I see the address set to lo1 is quite the same range as lo0, CIDR 127.0.0.0/16, whereas 192.168.0.0/16 is set to the other interface alc0, but that didn't seem to matter in the past. The jail was created with "alc0|192.168.1.140" as well. In fact, running `$ ifconfig -a` in the host show both 192.168.0.4 (host) and 192.168.1.140 (jail) under alc0 interface.

I'm not running PF, IPFW, IPFILTER or any other similar firewall. To the best of my knowledge, that is. I checked running processes, enabled services and found nothing of the sort. However, should one of these happen to be active by default without the need of explicitly being enabled in /etc/rc.conf or something like that, I'd probably just been missing the point completely.

The facts are as related above. After a couple of hours researching I did little to no progress, which led me to exaustion and to open this thread seeking for help. Thanks in advance.


----------



## D-FENS (Feb 16, 2019)

Your jail is in a different subnet than your host. The packets from the jail need to be routed to the outside world by your host.
You have different options, for example:

Add the jail to the same subnet like your host (the jail becomes part of the LAN and would have an IP address like 192.168.0.140) - then it could directly use your router.
Have the jail in a different subnet (192.168.1.140) but then your host needs to also have a second IP address on the jail's subnet and then the host needs to route jail's packets to the outside.

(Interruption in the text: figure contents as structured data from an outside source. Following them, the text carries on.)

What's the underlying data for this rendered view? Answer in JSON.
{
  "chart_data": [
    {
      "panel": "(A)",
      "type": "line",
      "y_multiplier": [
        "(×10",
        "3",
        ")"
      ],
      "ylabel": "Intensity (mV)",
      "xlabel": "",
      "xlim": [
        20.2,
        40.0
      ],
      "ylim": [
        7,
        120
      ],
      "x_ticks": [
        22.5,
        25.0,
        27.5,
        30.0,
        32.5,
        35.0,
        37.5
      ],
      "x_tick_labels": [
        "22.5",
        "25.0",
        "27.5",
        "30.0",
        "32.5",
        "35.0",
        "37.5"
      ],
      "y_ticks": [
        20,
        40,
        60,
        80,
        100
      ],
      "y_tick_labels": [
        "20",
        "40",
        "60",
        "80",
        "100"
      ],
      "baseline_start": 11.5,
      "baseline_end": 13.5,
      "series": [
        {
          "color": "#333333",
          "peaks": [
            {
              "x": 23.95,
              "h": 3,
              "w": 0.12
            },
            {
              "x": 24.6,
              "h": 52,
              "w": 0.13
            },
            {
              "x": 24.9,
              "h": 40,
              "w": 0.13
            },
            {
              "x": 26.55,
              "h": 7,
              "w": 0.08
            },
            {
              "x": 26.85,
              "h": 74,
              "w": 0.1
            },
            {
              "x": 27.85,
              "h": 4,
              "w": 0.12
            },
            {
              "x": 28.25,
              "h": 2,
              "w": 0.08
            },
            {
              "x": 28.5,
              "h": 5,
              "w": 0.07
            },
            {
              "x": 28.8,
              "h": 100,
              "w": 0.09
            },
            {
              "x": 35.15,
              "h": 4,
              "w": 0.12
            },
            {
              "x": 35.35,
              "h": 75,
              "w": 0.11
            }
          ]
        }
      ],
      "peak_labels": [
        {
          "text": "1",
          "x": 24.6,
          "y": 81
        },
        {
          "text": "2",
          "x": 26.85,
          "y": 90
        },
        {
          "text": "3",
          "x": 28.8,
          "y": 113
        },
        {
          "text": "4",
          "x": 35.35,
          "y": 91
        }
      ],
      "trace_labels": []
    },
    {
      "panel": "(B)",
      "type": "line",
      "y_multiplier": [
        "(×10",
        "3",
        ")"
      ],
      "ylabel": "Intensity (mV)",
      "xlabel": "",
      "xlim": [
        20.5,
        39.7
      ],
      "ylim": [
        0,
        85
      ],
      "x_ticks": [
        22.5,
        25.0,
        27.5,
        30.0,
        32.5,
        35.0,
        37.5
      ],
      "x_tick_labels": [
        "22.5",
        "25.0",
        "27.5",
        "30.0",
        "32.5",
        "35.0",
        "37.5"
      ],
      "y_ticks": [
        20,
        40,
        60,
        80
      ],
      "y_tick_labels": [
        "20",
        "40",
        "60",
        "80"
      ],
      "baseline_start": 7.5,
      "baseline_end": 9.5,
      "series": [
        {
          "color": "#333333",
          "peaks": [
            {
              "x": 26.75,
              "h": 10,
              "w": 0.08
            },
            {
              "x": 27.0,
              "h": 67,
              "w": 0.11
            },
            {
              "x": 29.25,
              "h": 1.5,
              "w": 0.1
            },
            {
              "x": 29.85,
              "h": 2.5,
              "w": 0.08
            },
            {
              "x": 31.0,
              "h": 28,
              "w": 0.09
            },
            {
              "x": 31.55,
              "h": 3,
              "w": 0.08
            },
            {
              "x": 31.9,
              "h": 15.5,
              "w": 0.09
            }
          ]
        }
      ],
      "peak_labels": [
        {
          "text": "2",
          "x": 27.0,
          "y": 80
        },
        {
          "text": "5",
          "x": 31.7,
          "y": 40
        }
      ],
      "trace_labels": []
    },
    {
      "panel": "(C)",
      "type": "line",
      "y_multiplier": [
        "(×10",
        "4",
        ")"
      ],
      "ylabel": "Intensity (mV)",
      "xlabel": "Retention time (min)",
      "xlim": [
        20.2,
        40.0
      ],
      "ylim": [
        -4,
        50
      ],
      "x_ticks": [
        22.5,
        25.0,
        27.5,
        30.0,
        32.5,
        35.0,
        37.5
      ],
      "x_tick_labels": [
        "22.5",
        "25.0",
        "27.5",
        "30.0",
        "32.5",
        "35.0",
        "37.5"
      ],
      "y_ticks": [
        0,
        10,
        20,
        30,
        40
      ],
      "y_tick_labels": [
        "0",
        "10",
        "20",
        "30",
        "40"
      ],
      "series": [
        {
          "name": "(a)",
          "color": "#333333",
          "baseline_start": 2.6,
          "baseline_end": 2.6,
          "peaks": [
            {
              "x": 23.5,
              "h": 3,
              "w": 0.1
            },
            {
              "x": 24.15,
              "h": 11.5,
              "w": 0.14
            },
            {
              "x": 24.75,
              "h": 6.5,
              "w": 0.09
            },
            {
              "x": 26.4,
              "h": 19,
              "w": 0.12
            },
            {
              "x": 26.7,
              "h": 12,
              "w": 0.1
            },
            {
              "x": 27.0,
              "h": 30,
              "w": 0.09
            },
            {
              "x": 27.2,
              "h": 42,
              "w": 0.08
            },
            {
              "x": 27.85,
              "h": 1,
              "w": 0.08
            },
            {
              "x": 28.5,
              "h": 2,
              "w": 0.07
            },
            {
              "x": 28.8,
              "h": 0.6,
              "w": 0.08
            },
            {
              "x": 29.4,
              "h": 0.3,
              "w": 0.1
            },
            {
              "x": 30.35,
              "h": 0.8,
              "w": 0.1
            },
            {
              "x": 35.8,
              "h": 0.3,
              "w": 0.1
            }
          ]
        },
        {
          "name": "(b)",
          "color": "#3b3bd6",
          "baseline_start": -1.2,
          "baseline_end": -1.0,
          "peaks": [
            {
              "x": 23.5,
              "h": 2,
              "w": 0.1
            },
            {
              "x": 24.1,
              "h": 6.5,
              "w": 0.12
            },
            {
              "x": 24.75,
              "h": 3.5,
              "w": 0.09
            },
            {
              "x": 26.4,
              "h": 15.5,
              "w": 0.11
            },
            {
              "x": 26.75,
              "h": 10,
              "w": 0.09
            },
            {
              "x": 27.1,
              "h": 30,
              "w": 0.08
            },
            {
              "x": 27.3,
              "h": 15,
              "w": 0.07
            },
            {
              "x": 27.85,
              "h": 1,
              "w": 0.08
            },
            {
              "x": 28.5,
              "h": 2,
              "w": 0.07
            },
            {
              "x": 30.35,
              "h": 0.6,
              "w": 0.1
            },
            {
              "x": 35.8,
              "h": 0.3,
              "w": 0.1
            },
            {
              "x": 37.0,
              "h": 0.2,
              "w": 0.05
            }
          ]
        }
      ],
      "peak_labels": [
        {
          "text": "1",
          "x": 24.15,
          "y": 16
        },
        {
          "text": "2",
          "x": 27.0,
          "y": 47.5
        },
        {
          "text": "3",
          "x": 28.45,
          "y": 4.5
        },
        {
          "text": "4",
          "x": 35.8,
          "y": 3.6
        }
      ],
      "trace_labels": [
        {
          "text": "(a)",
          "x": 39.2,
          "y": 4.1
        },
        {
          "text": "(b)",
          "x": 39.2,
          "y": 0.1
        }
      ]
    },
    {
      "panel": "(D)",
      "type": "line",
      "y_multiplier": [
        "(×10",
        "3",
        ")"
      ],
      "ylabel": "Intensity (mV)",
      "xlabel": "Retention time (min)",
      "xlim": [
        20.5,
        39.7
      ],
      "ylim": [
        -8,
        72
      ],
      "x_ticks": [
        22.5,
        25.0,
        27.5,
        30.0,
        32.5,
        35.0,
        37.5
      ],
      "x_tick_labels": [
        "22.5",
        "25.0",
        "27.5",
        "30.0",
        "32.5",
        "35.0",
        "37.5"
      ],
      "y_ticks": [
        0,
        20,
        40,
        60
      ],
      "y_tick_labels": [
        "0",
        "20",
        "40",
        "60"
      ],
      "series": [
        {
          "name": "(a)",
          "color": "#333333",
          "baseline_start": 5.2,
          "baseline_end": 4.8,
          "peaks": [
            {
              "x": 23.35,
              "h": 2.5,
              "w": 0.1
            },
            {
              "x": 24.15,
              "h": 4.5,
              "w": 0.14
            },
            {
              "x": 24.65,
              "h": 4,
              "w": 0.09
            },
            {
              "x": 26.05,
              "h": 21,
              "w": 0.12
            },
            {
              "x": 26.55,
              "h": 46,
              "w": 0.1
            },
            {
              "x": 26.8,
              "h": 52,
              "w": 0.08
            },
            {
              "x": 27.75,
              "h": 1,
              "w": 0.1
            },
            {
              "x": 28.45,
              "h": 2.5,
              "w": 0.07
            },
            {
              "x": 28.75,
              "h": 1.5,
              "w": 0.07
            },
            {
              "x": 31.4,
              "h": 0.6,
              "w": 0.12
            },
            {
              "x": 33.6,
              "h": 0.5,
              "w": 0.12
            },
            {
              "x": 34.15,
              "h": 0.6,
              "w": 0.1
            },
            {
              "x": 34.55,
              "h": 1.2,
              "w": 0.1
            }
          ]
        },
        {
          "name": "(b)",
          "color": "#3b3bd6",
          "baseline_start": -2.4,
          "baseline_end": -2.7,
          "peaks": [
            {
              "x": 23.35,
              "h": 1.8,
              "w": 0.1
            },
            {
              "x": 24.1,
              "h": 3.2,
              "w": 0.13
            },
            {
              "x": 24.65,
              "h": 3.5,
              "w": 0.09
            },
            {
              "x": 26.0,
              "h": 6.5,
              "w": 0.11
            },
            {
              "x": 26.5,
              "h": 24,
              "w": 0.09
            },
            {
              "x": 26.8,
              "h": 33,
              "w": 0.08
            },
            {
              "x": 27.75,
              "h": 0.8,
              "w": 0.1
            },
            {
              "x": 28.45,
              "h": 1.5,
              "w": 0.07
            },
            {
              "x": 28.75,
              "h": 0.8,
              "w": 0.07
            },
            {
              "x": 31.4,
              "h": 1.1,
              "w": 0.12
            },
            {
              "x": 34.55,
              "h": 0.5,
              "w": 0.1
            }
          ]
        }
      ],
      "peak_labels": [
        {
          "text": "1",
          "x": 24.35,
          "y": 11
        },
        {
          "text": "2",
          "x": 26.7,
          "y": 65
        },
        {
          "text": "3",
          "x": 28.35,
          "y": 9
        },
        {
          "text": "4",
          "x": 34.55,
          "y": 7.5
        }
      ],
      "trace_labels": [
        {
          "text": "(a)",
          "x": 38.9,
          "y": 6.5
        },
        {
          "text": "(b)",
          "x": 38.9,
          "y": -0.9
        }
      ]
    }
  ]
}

If you want to do the second option:

Enable ip forwarding on the host
Add a second IP address for the host, for example 192.168.1.4
Add a default route on the jail and set the host as gateway: 192.168.1.4
Enable "ipfw with kernel NAT" or "ipfw with natd" on the host in order to create a NAT connection for the jail. Alternatively, you could just route the packets but then your router needs an additional routing entry for the jail's subnet 192.168.1.0, where your host would be the gateway.

Take a look at the port sysutils/iocage. It helps you easily create jails and configure the network, incl. addresses, dns routing etc.

If you want an easy setup - just add the jail to your LAN as 192.168.0.140.
If you want more security, then go for a separate subnet and then use the host's firewall to route and filter.


----------